Error in Textue

I got this error:

Cuda error: …Unbinding Texture… : in file <OnTheFly.cu>, line 201 : the launch timed out and was terminated.
Line 201: UnbindTex1D_rmetFP(texX);

Cuda error: …Freeing GPU memory… : in file <OnTheFly.cu>, line 205 : the launch timed out and was terminated.
Line 205: Free_GPU_memory(d_NN_X);

someone maybe know what can be the problem?
Amir

google for watchdog in nVidia’s forum… the kernel has taken too much time to complete and was terminated

by the watchdog. This is not related to Texture unbinding problem but to a previous error.

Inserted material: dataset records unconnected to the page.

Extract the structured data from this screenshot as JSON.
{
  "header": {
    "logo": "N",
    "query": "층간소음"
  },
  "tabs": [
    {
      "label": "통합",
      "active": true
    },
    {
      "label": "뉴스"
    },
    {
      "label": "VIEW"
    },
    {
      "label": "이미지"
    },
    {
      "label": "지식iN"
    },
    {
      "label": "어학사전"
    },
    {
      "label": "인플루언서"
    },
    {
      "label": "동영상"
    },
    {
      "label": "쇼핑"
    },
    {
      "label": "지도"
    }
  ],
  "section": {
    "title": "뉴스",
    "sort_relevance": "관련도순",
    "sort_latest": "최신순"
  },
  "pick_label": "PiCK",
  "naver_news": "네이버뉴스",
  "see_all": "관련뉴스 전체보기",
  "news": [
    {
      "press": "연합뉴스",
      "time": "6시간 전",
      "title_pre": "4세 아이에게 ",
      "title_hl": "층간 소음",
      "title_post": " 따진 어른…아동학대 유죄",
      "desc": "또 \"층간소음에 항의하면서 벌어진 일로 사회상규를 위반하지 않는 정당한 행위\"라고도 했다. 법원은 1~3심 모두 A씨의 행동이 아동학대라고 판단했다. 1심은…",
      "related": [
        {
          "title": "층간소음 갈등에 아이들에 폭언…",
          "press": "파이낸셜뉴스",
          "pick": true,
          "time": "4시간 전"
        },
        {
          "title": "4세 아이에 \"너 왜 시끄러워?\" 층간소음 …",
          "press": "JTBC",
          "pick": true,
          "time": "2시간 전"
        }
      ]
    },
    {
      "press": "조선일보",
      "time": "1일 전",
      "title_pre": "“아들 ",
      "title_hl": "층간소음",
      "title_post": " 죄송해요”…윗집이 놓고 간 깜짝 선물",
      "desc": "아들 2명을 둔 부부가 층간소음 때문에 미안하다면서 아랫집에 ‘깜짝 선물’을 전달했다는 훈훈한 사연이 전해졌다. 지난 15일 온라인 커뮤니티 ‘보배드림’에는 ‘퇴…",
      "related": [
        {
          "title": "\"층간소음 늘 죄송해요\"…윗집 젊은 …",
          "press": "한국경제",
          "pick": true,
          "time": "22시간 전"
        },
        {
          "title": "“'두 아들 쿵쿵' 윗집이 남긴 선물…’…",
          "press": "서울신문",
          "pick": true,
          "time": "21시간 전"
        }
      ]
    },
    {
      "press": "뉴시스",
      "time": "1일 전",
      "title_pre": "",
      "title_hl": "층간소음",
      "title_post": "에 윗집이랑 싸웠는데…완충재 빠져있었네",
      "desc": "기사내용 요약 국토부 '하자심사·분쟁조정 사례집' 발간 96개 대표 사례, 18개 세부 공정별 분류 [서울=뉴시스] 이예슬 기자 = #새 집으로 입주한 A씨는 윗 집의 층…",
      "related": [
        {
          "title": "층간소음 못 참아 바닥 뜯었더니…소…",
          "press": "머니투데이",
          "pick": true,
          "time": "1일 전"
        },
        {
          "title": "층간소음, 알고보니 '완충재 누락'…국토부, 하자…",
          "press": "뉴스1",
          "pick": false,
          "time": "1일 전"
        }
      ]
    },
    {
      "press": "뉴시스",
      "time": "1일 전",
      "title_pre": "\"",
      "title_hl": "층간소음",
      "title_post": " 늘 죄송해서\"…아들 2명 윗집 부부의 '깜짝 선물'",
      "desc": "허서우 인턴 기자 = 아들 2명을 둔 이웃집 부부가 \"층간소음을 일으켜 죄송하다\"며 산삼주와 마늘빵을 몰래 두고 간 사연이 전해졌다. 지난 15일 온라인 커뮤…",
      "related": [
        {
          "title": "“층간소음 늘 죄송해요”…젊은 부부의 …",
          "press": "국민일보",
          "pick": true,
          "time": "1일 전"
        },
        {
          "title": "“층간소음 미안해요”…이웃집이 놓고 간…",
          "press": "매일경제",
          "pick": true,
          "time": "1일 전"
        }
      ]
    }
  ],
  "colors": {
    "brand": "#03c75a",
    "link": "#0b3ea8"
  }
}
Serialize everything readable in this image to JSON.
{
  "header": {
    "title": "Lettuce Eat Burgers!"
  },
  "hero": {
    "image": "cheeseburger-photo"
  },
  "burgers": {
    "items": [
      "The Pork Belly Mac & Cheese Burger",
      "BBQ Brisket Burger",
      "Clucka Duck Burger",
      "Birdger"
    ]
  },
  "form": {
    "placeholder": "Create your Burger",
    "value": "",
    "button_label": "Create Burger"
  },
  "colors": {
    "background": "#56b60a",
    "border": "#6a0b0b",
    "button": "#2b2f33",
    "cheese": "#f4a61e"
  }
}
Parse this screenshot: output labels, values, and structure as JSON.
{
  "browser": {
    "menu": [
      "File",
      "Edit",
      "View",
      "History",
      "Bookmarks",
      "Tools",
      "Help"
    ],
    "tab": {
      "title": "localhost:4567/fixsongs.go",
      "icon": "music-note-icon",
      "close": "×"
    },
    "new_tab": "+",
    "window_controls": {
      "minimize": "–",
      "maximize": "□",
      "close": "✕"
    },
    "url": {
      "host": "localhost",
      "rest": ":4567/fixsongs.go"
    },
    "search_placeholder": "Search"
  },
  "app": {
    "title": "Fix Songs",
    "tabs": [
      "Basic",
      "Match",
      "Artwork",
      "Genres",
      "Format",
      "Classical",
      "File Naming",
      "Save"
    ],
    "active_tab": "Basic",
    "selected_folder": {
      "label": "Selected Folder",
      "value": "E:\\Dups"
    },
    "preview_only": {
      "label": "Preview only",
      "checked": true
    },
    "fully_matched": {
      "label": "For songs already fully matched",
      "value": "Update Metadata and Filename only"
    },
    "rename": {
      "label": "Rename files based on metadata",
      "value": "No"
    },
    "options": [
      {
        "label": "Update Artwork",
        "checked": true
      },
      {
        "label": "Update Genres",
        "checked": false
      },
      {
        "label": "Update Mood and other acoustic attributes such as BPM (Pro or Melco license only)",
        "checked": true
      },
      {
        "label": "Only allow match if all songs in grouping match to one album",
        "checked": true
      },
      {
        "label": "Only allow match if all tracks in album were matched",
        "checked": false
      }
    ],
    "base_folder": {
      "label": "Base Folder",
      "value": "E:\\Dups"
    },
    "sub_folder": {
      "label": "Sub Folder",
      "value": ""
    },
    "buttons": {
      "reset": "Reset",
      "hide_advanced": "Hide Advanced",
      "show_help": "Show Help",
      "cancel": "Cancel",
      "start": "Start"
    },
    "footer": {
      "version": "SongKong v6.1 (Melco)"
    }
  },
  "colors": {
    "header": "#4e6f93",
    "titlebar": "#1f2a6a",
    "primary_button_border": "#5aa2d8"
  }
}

Make sure you check for cuda error code right after your kernel invocation.

eyal

Ok. now I am getting this:

cutilCheckMsg cudaThreadSynchronize error: Kernel execution failed in file <OnTheFly.cu>, line 193 : the launch timed out and was terminated.

What can be the probelm?

Thanks

Amir

The problem is just what the error states :)

The kernel ran for too long and was therefore terminated.

There is a watchdog mechanism to prevent the screen-card (GPU) from running too long and freeze the entire system

on MS its 5 seconds. Therefore after 5 seconds the kernel will be terminated.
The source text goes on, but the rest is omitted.